A group of engineers from the Swiss Federal Institute of Technology Lausanne, specifically in their Nanoelectronic Devices Laboratory, have developed a special chip that can determine the levels of cortisol in a human body by reading sweat. The chip contains a special graphene transistor that can bind to cortisol present in sweat to determine how much of it a body is secreting, which by extension, can give insight into how much stress someone is under.

“Until now there has been no way to quantify stress levels in an objective manner,” EPFL said in an announcement. “This creation has the potential to change that.”

Credit: Unsplash

Using this new chip as a base, the engineers are aiming to create a new generation of wearable devices that could monitor someone’s stress levels on the fly, providing warnings and advisements when their cortisol levels are out of whack. “That’s the key advantage and innovative feature of our device.

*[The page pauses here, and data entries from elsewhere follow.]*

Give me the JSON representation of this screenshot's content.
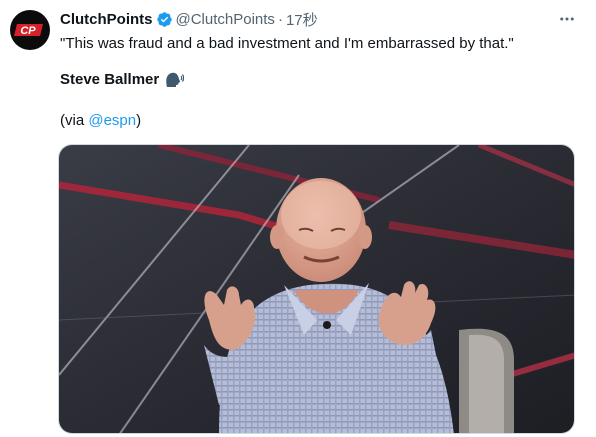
{
  "tweet": {
    "display_name": "ClutchPoints",
    "handle": "@ClutchPoints",
    "separator": "·",
    "time": "17秒",
    "avatar_text": "CP",
    "quote": "\"This was fraud and a bad investment and I'm embarrassed by that.\"",
    "speaker_name": "Steve Ballmer",
    "via_prefix": "(via ",
    "via_mention": "@espn",
    "via_suffix": ")",
    "icons": {
      "verified": "verified-badge-icon",
      "more": "more-options-icon",
      "speaking": "speaking-head-icon"
    },
    "colors": {
      "verified": "#1d9bf0",
      "link": "#1d9bf0",
      "avatar_red": "#d6202a",
      "muted": "#536471"
    }
  }
}
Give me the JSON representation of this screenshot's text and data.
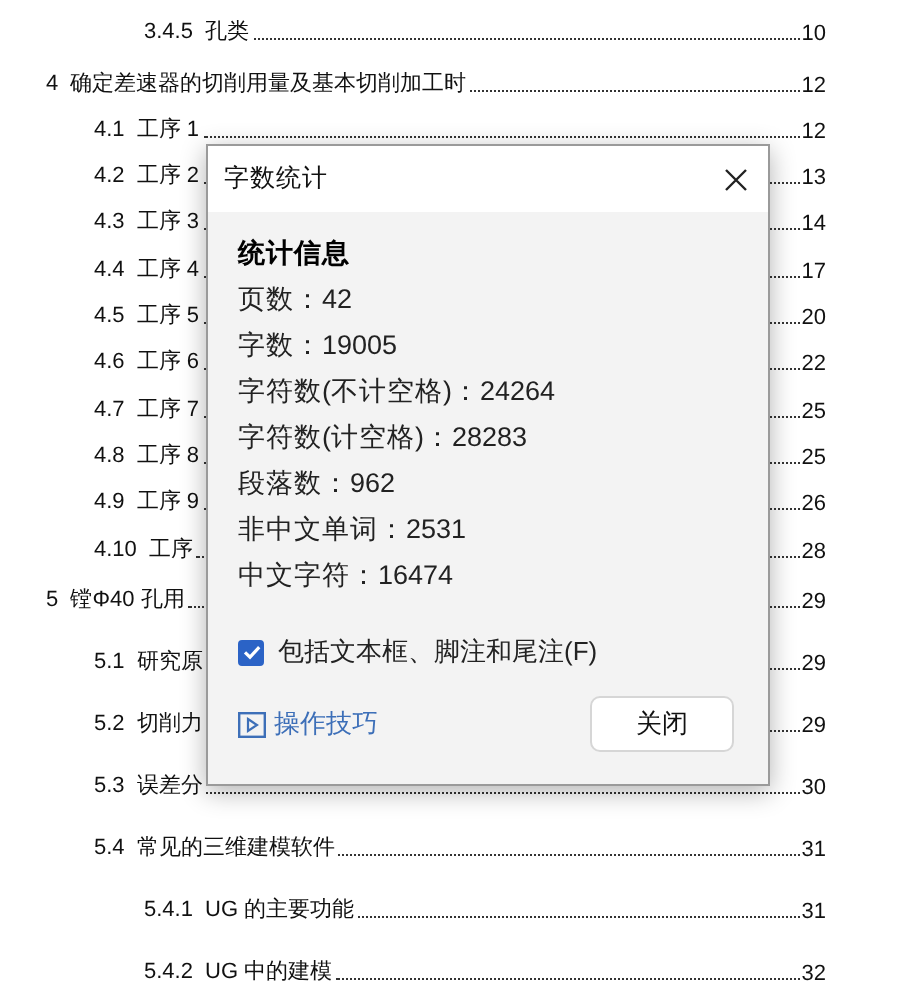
{
  "toc": [
    {
      "children": [
        {
          "children": [
            {
              "number": "3.4.5",
              "title": "孔类",
              "page": "10"
            }
          ]
        }
      ]
    },
    {
      "number": "4",
      "title": "确定差速器的切削用量及基本切削加工时",
      "page": "12",
      "children": [
        {
          "number": "4.1",
          "title": "工序 1",
          "page": "12"
        },
        {
          "number": "4.2",
          "title": "工序 2",
          "page": "13"
        },
        {
          "number": "4.3",
          "title": "工序 3",
          "page": "14"
        },
        {
          "number": "4.4",
          "title": "工序 4",
          "page": "17"
        },
        {
          "number": "4.5",
          "title": "工序 5",
          "page": "20"
        },
        {
          "number": "4.6",
          "title": "工序 6",
          "page": "22"
        },
        {
          "number": "4.7",
          "title": "工序 7",
          "page": "25"
        },
        {
          "number": "4.8",
          "title": "工序 8",
          "page": "25"
        },
        {
          "number": "4.9",
          "title": "工序 9",
          "page": "26"
        },
        {
          "number": "4.10",
          "title": "工序",
          "page": "28"
        }
      ]
    },
    {
      "number": "5",
      "title": "镗Φ40 孔用",
      "page": "29",
      "children": [
        {
          "number": "5.1",
          "title": "研究原",
          "page": "29"
        },
        {
          "number": "5.2",
          "title": "切削力",
          "page": "29"
        },
        {
          "number": "5.3",
          "title": "误差分",
          "page": "30"
        },
        {
          "number": "5.4",
          "title": "常见的三维建模软件",
          "page": "31",
          "children": [
            {
              "number": "5.4.1",
              "title": "UG 的主要功能",
              "page": "31"
            },
            {
              "number": "5.4.2",
              "title": "UG 中的建模",
              "page": "32"
            }
          ]
        }
      ]
    }
  ],
  "dialog": {
    "title": "字数统计",
    "heading": "统计信息",
    "stats": [
      {
        "label": "页数：",
        "value": "42"
      },
      {
        "label": "字数：",
        "value": "19005"
      },
      {
        "label": "字符数(不计空格)：",
        "value": "24264"
      },
      {
        "label": "字符数(计空格)：",
        "value": "28283"
      },
      {
        "label": "段落数：",
        "value": "962"
      },
      {
        "label": "非中文单词：",
        "value": "2531"
      },
      {
        "label": "中文字符：",
        "value": "16474"
      }
    ],
    "checkbox": {
      "label": "包括文本框、脚注和尾注(F)",
      "checked": true
    },
    "tips_link": "操作技巧",
    "close_button": "关闭"
  }
}
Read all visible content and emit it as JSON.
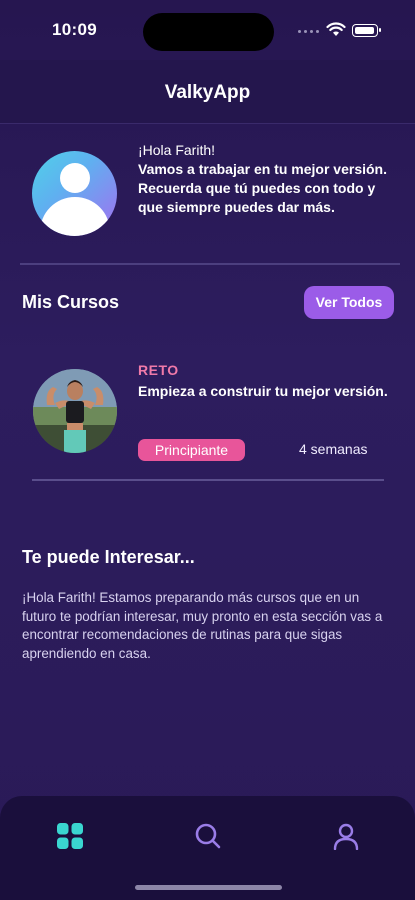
{
  "status_bar": {
    "time": "10:09"
  },
  "nav": {
    "title": "ValkyApp"
  },
  "greeting": {
    "hi": "¡Hola Farith!",
    "message": "Vamos a trabajar en tu mejor versión. Recuerda que tú puedes con todo y que siempre puedes dar más."
  },
  "courses": {
    "section_title": "Mis Cursos",
    "see_all_label": "Ver Todos",
    "items": [
      {
        "kicker": "RETO",
        "title": "Empieza a construir tu mejor versión.",
        "level": "Principiante",
        "duration": "4 semanas"
      }
    ]
  },
  "interest": {
    "section_title": "Te puede Interesar...",
    "body": "¡Hola Farith! Estamos preparando más cursos que en un futuro te podrían interesar, muy pronto en esta sección vas a encontrar recomendaciones de rutinas para que sigas aprendiendo en casa."
  },
  "tabs": [
    {
      "icon": "grid-icon",
      "active": true
    },
    {
      "icon": "search-icon",
      "active": false
    },
    {
      "icon": "profile-icon",
      "active": false
    }
  ],
  "colors": {
    "background": "#2b1b5c",
    "accent_button": "#9b5ce8",
    "badge": "#e8559a",
    "kicker": "#f07aa9",
    "tab_active": "#3ad6d0",
    "tab_inactive": "#9a7de8"
  }
}
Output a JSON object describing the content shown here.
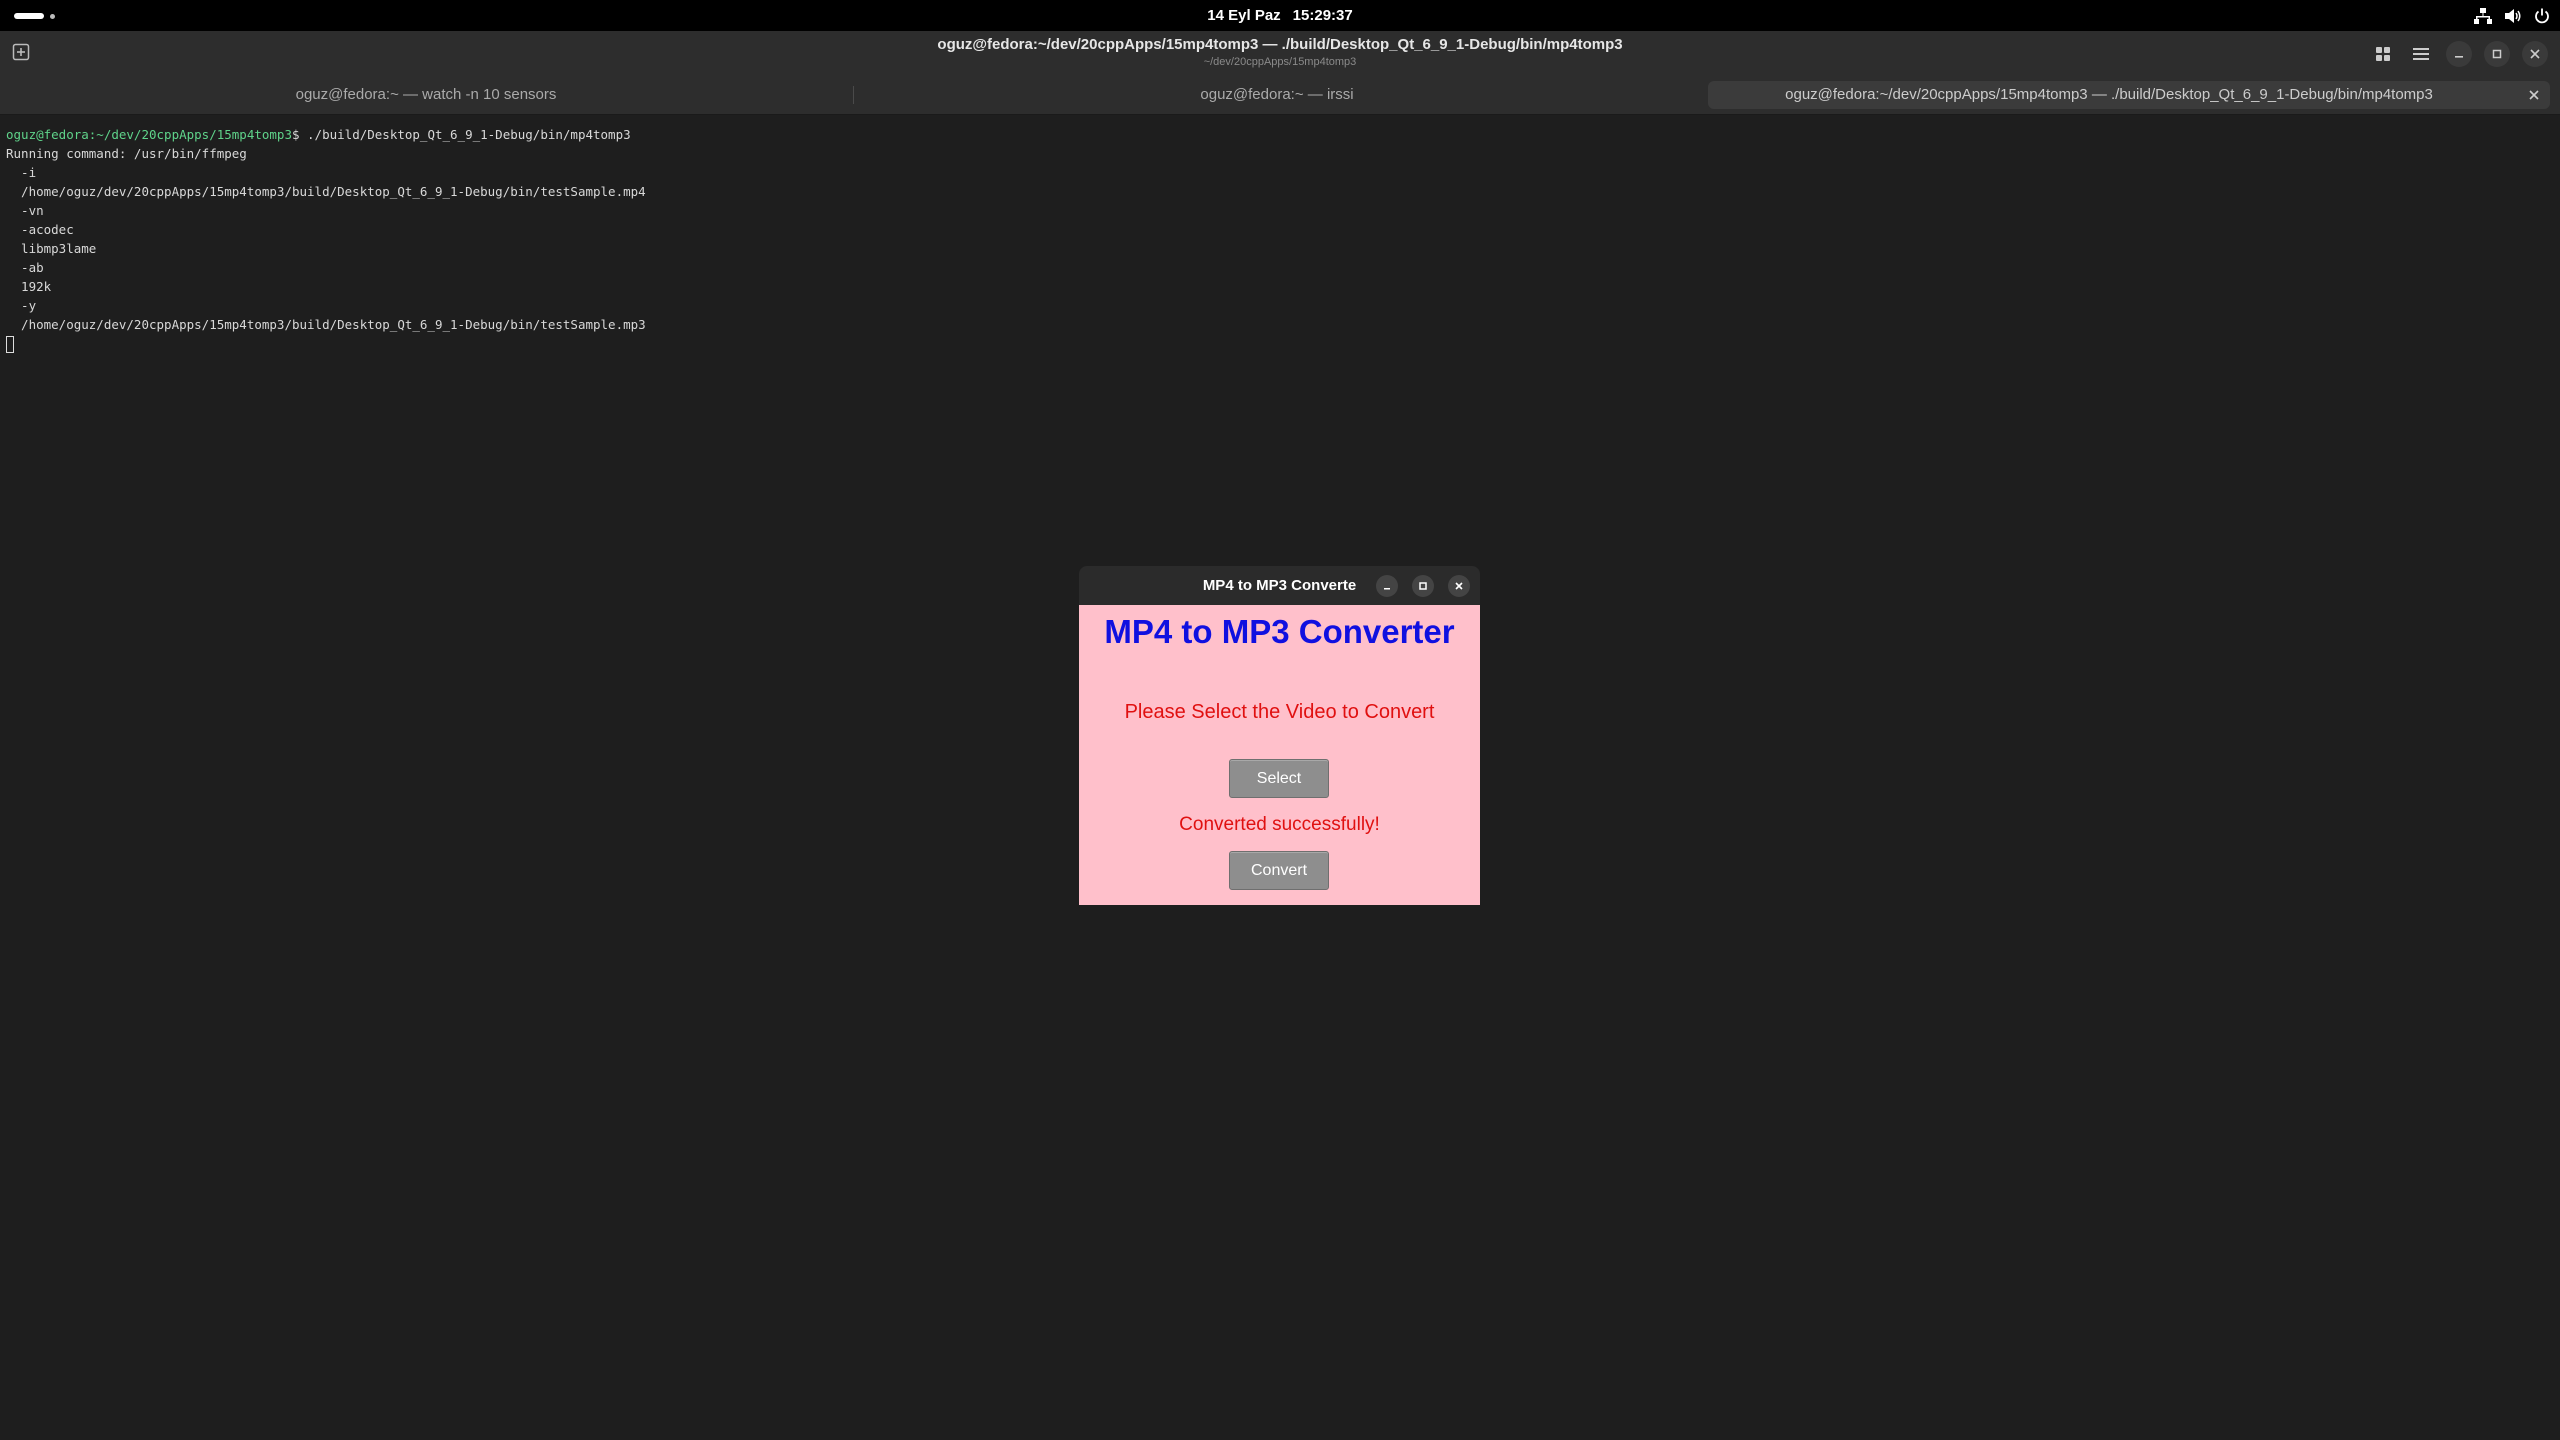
{
  "topbar": {
    "date": "14 Eyl Paz",
    "time": "15:29:37"
  },
  "window": {
    "title": "oguz@fedora:~/dev/20cppApps/15mp4tomp3 — ./build/Desktop_Qt_6_9_1-Debug/bin/mp4tomp3",
    "subtitle": "~/dev/20cppApps/15mp4tomp3"
  },
  "tabs": [
    {
      "label": "oguz@fedora:~ — watch -n 10 sensors"
    },
    {
      "label": "oguz@fedora:~ — irssi"
    },
    {
      "label": "oguz@fedora:~/dev/20cppApps/15mp4tomp3 — ./build/Desktop_Qt_6_9_1-Debug/bin/mp4tomp3"
    }
  ],
  "terminal": {
    "prompt": "oguz@fedora:~/dev/20cppApps/15mp4tomp3",
    "command": "$ ./build/Desktop_Qt_6_9_1-Debug/bin/mp4tomp3",
    "lines": [
      "Running command: /usr/bin/ffmpeg",
      "  -i",
      "  /home/oguz/dev/20cppApps/15mp4tomp3/build/Desktop_Qt_6_9_1-Debug/bin/testSample.mp4",
      "  -vn",
      "  -acodec",
      "  libmp3lame",
      "  -ab",
      "  192k",
      "  -y",
      "  /home/oguz/dev/20cppApps/15mp4tomp3/build/Desktop_Qt_6_9_1-Debug/bin/testSample.mp3"
    ]
  },
  "app": {
    "window_title": "MP4 to MP3 Converte",
    "heading": "MP4 to MP3 Converter",
    "instruction": "Please Select the Video to Convert",
    "select_label": "Select",
    "status": "Converted successfully!",
    "convert_label": "Convert",
    "colors": {
      "background": "#ffc0cb",
      "heading": "#1010e0",
      "text": "#e01010"
    }
  }
}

Because it can be worn, scientists can collect quantitative, objective data on certain stress-related diseases. And they can do so in a non-invasive, precise and instantaneous manner over the full range of cortisol concentrations in human sweat,” Nanolab head Adrian Ionescu said.

The engineers are currently working with Lausanne University Hospital to test the chip on human patients, with an emphasis on those that suffer from stress and cortisol-related condtions.